CUDA Driver Version / Runtime Version 6.5 / 6.5
CUDA Capability Major/Minor version number: 3.0
Total amount of global memory: 4095 MBytes (4294246400 bytes)
( 7) Multiprocessors, (192) CUDA Cores/MP: 1344 CUDA Cores
GPU Clock rate: 1098 MHz (1.10 GHz)
Memory Clock rate: 3105 Mhz
Memory Bus Width: 256-bit
L2 Cache Size: 524288 bytes
Maximum Texture Dimension Size (x,y,z) 1D=(65536), 2D=(65536, 65536), 3D=(4096, 4096, 4096)
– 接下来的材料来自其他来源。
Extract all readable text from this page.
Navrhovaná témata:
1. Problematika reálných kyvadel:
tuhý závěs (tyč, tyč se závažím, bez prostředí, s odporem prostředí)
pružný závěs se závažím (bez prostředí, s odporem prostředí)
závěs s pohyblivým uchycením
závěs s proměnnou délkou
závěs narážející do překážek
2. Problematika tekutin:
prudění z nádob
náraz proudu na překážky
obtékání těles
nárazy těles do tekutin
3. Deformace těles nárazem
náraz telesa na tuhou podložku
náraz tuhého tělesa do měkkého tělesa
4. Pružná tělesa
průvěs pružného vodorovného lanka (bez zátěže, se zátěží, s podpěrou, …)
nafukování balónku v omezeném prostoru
Maximum Layered 1D Texture Size, (num) layers 1D=(16384), 2048 layers
Maximum Layered 2D Texture Size, (num) layers 2D=(16384, 16384), 2048 layers
Total amount of constant memory: 65536 bytes
Total amount of shared memory per block: 49152 bytes
Total number of registers available per block: 65536
Warp size: 32
Maximum number of threads per multiprocessor: 2048
Maximum number of threads per block: 1024
Max dimension size of a thread block (x,y,z): (1024, 1024, 64)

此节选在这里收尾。